For the time-poor retro gamer, the temptation to convince yourself that a new, possibly portable, machine will allow you the opportunity to play all of those games that you always planned get around to, is significant. It’s the same mindset that makes those with already considerable backlogs buy more games: without the time to play, reading up on a product and making a purchase is one way to remain engaged with your hobby.

By my usually profligate standards, I’ve remained relatively restrained: I own a PSP but never dared to fiddle around with it to use it for emulation, although I have bought one or two retro collections that have remained largely untouched. As I was never a console gamer, what I always wanted was a device to let me play PC games (including those I could review here) without sitting in front of my main desktop machine. One misguided investment was an Android tablet which, even when combined with a paid DOSBox app and Bluetooth keyboard, fell short of expectations. (I did manage to use it for some adventure games, though, either via ScummVM or purchased from the Google Play store).

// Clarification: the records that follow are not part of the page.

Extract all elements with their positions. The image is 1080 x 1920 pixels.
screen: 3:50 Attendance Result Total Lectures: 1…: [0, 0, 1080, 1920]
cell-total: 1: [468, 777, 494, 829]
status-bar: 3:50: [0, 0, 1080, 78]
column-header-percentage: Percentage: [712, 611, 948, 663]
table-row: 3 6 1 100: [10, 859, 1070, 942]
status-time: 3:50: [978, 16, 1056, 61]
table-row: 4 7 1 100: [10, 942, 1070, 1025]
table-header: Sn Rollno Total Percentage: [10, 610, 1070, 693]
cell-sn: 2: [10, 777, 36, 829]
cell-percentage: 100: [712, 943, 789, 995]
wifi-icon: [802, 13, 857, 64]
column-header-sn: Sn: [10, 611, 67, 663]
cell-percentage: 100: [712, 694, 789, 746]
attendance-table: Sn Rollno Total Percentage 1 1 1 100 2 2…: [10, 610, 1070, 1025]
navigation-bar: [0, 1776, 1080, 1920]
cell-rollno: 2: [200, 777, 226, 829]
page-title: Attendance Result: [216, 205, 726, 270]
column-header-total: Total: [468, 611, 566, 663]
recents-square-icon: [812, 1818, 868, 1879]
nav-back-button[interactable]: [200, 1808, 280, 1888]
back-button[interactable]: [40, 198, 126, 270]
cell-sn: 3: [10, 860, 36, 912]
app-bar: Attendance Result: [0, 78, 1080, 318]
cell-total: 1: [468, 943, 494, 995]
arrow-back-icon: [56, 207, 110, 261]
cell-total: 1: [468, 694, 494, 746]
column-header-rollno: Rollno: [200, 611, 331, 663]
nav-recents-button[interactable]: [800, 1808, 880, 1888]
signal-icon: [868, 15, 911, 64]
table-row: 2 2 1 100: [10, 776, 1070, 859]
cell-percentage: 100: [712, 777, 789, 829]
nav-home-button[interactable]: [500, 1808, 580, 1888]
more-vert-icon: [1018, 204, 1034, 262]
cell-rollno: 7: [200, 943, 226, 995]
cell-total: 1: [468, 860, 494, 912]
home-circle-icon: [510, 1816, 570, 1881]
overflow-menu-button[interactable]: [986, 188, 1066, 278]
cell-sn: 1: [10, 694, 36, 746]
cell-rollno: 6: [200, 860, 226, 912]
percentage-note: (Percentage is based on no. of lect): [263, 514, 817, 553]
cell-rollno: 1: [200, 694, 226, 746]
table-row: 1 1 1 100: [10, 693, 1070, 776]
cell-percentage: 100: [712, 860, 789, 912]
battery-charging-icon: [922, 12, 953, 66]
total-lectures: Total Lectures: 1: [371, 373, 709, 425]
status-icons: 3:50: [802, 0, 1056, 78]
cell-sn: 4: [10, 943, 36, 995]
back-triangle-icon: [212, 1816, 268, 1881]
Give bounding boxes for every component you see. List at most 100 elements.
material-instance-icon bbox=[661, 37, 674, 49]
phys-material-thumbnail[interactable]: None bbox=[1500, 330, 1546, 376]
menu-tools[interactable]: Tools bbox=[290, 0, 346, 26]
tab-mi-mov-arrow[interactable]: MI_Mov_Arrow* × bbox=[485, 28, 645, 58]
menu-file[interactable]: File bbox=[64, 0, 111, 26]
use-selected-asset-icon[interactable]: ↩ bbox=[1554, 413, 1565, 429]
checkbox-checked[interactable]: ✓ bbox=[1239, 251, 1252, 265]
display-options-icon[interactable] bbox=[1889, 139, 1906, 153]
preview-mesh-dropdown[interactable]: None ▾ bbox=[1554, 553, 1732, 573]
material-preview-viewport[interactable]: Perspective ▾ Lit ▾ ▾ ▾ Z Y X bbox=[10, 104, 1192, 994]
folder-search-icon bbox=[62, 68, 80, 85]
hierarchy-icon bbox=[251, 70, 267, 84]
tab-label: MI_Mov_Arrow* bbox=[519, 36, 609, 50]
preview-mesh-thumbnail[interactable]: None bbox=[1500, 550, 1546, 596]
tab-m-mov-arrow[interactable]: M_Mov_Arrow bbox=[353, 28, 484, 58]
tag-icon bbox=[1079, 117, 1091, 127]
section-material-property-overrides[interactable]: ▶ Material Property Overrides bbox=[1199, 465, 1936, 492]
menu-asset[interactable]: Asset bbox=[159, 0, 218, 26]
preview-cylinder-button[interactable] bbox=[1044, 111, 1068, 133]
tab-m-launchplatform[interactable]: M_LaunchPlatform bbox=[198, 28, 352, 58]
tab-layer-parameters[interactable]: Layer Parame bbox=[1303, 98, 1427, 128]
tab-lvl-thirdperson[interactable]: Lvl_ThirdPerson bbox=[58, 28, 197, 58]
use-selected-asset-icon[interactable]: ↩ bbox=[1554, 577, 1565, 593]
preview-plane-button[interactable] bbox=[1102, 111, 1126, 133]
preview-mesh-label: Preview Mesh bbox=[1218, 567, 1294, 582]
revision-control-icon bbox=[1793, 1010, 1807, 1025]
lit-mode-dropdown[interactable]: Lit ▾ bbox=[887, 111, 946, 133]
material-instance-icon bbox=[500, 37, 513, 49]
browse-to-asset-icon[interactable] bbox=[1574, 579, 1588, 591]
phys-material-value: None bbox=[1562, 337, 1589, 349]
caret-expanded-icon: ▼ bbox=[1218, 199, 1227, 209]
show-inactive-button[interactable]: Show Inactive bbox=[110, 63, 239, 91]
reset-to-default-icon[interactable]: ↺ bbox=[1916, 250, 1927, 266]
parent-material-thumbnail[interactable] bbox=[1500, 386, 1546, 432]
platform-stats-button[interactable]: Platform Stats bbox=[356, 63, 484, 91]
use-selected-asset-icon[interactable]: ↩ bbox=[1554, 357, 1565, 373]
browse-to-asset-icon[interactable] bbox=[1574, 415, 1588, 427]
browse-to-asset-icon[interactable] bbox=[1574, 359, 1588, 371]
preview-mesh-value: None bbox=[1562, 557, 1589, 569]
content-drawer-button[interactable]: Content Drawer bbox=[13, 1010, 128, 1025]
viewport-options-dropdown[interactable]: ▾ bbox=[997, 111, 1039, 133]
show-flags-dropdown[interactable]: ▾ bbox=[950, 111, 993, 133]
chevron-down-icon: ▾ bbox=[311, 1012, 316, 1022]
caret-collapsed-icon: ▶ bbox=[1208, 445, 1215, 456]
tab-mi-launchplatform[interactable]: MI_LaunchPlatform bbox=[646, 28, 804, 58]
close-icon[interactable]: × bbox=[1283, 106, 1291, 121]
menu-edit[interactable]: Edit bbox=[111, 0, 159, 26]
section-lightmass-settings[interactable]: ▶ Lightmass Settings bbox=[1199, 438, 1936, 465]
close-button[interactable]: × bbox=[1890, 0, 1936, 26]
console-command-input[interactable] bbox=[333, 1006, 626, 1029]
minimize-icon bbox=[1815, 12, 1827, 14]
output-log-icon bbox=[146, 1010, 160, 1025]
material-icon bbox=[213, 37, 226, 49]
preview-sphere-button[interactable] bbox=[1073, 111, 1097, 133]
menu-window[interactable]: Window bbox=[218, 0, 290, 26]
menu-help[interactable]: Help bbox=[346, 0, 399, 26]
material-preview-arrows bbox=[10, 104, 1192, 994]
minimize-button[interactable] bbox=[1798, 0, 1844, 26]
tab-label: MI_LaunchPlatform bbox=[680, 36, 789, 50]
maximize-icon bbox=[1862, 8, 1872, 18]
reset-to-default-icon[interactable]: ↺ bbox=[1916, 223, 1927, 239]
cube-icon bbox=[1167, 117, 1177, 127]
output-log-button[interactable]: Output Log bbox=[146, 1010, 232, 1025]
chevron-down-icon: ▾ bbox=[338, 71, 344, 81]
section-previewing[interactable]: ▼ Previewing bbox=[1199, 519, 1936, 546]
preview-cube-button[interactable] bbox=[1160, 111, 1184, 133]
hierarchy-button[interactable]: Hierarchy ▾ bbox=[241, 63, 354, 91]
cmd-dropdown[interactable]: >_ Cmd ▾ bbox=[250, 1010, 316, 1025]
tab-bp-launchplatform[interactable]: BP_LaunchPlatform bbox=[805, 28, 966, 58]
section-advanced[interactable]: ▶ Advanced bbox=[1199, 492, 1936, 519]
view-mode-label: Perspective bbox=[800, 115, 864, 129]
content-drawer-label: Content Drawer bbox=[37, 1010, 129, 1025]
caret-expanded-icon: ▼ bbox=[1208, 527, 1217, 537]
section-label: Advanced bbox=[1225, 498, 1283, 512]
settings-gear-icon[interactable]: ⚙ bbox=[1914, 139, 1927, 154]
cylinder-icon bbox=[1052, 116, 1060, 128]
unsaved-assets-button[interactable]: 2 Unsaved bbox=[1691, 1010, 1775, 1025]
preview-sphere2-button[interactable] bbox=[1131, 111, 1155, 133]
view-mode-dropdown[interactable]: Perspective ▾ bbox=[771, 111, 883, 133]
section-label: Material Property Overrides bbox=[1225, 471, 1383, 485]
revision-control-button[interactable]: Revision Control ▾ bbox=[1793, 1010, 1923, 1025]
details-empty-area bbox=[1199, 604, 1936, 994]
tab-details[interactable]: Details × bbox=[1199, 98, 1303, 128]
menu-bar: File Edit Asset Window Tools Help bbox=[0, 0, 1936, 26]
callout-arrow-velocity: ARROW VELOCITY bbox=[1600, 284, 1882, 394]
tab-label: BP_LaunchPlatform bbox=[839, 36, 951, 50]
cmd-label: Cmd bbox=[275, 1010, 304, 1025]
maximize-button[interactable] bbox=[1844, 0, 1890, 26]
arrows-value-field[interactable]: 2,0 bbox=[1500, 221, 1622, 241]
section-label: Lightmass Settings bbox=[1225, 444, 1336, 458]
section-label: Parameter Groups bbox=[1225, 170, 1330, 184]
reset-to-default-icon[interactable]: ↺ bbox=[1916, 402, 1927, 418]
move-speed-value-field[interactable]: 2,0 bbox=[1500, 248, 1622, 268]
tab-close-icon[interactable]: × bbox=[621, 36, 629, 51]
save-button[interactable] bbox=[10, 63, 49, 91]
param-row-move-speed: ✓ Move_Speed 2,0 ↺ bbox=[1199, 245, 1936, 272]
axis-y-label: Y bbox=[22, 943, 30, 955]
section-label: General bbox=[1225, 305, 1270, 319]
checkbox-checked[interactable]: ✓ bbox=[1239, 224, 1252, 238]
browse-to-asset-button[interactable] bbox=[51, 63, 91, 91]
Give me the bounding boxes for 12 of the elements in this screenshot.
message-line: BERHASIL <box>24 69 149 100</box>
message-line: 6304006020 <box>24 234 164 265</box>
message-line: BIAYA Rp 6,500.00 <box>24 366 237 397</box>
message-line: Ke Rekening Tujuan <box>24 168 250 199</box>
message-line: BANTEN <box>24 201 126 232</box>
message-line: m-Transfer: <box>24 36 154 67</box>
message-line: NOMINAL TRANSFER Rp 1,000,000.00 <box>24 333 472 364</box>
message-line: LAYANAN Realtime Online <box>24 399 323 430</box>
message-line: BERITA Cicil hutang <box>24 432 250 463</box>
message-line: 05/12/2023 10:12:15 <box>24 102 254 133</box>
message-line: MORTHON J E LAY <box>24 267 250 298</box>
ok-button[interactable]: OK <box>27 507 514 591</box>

The solution for someone in that situation seems obvious: a Windows laptop. In truth I’ve historically been a bit anti-laptop: I always preferred a desktop setup, and reasoned that using a laptop for games would always be a compromised experience, plus when batteries and other things went wrong with them, they would be problems you wouldn’t be able to resolve yourself. And they seemed a little bit expensive: as someone whose upgrade budget and schedule normally stretches to around £500 on a new desktop PC every 5 years or so, a second machine seemed a bit extravagant, not to mention the fact I don’t like carrying too much valuable kit around with me (I once met a friend in a pub and he had some expensive Macbook with him: I just couldn’t carry around a grand’s worth of machine around with me – worrying about losing or damaging it, or it getting nicked).

Sexy tech pic nicked from

Somehow, though, a few years ago I ended up with one: a combination of a Black Friday sale and the accidental overconsumption of beer while waiting for an extremely delayed Indian takeaway delivery meant that I awoke the following morning with a confirmation email from Argos telling me my new computer could be collected from our nearest branch (which, it turns out, wasn’t that near). I’d been in a similar position before, ordering a PSP Vita from Amazon Germany under similar circumstances for £100 (a bargain, in retrospect), but cancelling the following day. The same option was open to me this time, but I decided to go through with it. In the cold light of day, a Windows laptop for £125 was still a good deal.

As you might guess, for that price, you don’t get a particularly high quality laptop. It’s a Lenovo s21e which, as a budget model, suffers from slightly shoddy build quality and limited storage space, to name but a couple of drawbacks. The display is also pretty small and it’s not at all powerful. But, I realised that now that I’m a dusty old out-of-date gamer, anything that could run 64-bit Windows would probably be powerful enough for DOSBox, AGS point and click adventures and sundry other GOG purchases from the 90s and early mid-00s. Plus I could get some writing up done if needed too.

Knowing me, and the nature of such optimistic purchases, there was still a chance it would have laid untouched in my computer cave, but in fact it’s revitalised my FFG output over the past few years. I won’t pretend I’m not still intrigued when I hear about some new and exciting options for gaming on the move, and a laptop does have its limits (although I feel comfortable playing old adventures, I’m not sure I’m brave enough to break out the USB joypads on the 7:29 commuter train) but for now I think I’ve found my portable retro machine of choice.